Globe explains endorsement

The editorial page editor of the Globe and Mail explains why the paper endorsed the Conservatives in an online question and answer session. [bolding mine]
Democracy doesn't mean much unless you have a change of government from time to time. If Canada were to keep re-electing the Liberals -- for a fifth time? a sixth? -- it would risk becoming a sort of one-party democracy like Mexico once was and Japan still is to an extent. The result is usually stagnation and corruption; witness the sponsorship scandal, which sprang directly from the sense of entitlement that develops when a party considers itself the only one truly fit to rule: a natural governing party.
He might have mentioned the other one-party democracy -- in the U.S. -- where Democrats consider themselves the only ones fit to rule and corruption has become the de facto standard, not the exception. The fact that he didn't shows willful disregard for the truth and very selective memory.

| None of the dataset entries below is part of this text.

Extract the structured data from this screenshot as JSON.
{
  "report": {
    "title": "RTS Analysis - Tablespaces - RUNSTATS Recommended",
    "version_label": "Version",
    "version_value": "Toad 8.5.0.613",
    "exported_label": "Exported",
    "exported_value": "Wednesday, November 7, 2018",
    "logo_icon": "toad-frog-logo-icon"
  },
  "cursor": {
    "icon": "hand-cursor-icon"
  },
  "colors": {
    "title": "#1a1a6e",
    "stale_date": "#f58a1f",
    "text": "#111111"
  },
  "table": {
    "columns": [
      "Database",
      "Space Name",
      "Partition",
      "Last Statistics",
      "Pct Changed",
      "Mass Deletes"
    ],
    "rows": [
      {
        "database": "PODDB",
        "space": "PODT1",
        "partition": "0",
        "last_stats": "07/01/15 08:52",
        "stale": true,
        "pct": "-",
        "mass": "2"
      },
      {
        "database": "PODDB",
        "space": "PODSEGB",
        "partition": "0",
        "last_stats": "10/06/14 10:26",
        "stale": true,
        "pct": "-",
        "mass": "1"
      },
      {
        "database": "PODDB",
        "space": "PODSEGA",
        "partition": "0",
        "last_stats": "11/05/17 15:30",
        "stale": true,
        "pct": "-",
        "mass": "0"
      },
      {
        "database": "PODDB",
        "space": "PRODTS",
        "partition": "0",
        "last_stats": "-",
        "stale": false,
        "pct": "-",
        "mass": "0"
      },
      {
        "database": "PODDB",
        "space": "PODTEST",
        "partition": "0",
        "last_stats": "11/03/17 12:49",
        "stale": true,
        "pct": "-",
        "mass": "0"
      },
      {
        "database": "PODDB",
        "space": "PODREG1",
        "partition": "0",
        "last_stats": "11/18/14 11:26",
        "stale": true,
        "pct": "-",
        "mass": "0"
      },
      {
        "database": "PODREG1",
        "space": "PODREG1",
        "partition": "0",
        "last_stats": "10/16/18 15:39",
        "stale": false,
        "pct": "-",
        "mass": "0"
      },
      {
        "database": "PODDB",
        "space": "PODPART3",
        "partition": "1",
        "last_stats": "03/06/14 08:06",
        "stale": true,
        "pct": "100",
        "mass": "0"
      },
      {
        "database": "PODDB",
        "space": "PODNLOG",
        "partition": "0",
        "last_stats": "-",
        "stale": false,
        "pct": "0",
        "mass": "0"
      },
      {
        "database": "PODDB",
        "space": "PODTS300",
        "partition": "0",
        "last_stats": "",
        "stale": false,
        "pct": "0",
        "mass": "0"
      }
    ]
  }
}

To some extent we all have selective memory, but the glaring omission was noteworthy.

UPDATE: On Tues, Jan 17th, the Globe and Mail released results of a poll conducted for them on Jan. 14th and 15th, that found that 55% would welcome a Conservative majority. On the face of it, it looks as if they conducted the poll at about the time of their endorsement but not before the endorsement could have affected the results. But in fact, another article in today's edition says that Strategic Counsel conducts daily polls for them so they knew how badly Martin was doing. Today's article merely marks a release of information that may not have been revealed had they not endorsed Harper. And it confirms that they endorsed Harper because they knew Martin is likely to lose.